И, наконец, третий и последний вопрос, который люди постоянно задают о жизни после смерти: узнаю ли я своих близких? Не знаю, как на него ответить. Он подразумевает, что есть место, где все умершие, неведомо как, физически собраны в узнаваемом облике – и где мы будем искать тех, кто дорог нашему сердцу. Это стремление вполне понятно, но меня не влекут столь беспредметные пространственные образы. Могу только ответить, что никто из нас не становится человеком отдельно от других. Скорее, мы созданы теми, кто любил нас. Так мы вышли в жизнь, к безвременью и к тому, что мы подразумеваем под «Богом». Пока нашу жизнь создавала любовь окружающих, мы становились частью их жизни, а они – частью нашей. Мы не в силах отделить себя от них, ибо само бытие взаимосвязано и переплетено. Так что если кто-нибудь из нас причастен к тому, что мы называем Божией вечностью, то и все, чья жизнь связана с нашей, причастны к этой вечности вместе с нами. Больше я ничего не могу добавить. И не чувствую необходимости добавлять. Этого мне достаточно. Я подготовлен к смерти жизнью. Мой долг, который я воспринимаю как суть и смысл служения – жить как можно полнее, и пить сладкий нектар каждого нового дня. Пока я жив, я буду проникать в глубины жизни, воспарять на ее высоты, делиться жизнью и любовью с моими попутчиками во времени и пространстве. А когда я умру, завершится страница «бытия», к которому я причастен. Вот к чему привела меня вера. Я вижу больше, чем могу выразить. Испытываю больше, чем могу описать. Вот куда привели меня слова. И мне настало время выйти за их предел – в чудо невыразимой словами реальности.
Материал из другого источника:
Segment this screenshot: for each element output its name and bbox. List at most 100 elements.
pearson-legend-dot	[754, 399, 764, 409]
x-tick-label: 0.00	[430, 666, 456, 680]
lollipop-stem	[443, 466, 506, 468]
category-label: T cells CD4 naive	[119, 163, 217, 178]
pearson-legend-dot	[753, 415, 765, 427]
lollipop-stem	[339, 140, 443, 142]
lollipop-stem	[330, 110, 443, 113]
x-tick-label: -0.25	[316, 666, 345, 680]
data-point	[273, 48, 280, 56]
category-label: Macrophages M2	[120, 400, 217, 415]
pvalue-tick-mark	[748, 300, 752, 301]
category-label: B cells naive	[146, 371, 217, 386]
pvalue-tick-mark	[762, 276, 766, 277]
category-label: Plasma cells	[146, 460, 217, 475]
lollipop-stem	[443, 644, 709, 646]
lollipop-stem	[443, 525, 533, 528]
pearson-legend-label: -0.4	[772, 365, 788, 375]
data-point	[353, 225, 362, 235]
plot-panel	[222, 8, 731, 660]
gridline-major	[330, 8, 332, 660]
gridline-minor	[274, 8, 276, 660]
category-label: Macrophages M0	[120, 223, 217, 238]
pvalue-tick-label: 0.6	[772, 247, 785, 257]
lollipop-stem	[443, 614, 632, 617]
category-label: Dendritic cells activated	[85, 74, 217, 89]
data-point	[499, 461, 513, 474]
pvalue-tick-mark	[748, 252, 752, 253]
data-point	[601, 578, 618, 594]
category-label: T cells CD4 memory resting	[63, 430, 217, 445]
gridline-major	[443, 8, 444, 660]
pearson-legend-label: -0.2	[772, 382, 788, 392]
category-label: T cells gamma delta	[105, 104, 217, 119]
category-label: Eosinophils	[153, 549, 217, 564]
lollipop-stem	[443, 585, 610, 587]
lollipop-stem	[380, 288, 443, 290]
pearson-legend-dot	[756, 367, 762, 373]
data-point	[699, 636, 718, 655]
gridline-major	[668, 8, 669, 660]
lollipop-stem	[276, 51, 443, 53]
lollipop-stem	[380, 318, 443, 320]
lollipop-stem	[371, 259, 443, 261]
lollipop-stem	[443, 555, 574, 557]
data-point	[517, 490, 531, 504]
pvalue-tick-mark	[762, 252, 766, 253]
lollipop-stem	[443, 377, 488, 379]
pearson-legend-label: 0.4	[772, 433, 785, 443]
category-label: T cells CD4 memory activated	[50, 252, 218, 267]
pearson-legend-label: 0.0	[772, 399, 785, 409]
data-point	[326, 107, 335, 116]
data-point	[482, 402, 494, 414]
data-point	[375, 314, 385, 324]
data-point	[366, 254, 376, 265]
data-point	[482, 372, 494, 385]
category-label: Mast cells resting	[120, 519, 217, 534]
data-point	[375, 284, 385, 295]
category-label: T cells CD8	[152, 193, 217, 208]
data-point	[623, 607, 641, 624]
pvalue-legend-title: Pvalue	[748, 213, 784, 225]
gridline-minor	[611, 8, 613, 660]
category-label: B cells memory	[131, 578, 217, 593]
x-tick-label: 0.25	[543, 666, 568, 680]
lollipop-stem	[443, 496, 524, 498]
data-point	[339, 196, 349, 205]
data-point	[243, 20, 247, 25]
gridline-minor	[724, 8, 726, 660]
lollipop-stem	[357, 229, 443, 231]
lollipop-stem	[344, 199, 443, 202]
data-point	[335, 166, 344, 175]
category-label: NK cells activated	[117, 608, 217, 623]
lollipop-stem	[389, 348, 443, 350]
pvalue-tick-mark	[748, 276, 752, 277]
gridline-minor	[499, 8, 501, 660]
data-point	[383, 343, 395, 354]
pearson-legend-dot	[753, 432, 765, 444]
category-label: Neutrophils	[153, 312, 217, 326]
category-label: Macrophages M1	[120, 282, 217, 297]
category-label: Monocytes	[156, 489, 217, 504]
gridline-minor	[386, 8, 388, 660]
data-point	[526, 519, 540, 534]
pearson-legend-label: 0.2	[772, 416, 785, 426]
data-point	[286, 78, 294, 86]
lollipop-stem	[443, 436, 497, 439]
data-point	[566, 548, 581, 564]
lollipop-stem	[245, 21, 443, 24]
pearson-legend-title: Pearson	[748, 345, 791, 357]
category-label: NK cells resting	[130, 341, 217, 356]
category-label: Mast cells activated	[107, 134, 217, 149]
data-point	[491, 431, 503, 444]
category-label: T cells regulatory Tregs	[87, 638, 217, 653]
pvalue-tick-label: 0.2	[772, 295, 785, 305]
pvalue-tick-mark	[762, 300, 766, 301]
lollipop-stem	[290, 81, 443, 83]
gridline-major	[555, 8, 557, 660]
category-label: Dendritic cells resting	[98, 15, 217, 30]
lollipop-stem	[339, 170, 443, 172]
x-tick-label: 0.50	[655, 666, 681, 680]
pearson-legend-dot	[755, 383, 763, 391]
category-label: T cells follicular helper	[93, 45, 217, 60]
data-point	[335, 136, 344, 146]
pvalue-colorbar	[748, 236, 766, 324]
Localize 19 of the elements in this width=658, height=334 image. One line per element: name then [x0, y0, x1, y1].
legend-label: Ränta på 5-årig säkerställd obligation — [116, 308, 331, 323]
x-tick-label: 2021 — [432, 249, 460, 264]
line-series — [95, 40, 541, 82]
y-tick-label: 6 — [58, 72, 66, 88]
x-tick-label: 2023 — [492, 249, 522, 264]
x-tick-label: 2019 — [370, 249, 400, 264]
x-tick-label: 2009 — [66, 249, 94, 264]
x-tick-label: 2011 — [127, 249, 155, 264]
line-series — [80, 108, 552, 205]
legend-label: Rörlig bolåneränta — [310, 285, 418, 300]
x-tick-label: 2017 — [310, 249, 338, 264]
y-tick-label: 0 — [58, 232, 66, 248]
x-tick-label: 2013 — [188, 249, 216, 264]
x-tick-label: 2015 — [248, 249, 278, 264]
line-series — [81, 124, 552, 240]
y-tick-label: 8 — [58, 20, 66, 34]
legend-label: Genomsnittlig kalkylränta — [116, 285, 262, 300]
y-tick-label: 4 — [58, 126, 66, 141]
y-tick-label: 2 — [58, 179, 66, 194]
Я долго жил. Мне даже понравилось стареть и быть старым. Было радостно видеть, как взрослеют внуки и как молодые коллеги берут на себя огромную ответственность. Особенно я горжусь тем, что восемь священников, служивших со мной в Ньюаркском епископате, теперь уже стали епископами в Епископальной церкви, и уверен, этой восьмеркой не ограничится. Один из них стал епископом моего диоцеза и пришел на смену моему преемнику. Я рад его изумительным талантам.
И я рад, что прожил эти «золотые годы». Они оказались самыми счастливыми и даже наиболее творческими и плодотворными за всю мою жизнь. До сих пор жалею, что отцу не посчастливилось узнать о старении то, что знаю я. Если моей жизни вскоре придет конец, жалеть ни о чем не стану. Сумею прожить дольше – буду рад. Не могу представить себе более блаженную жизнь, чем моя: даже признаки возраста служат мне напоминанием о том, как она чудесна.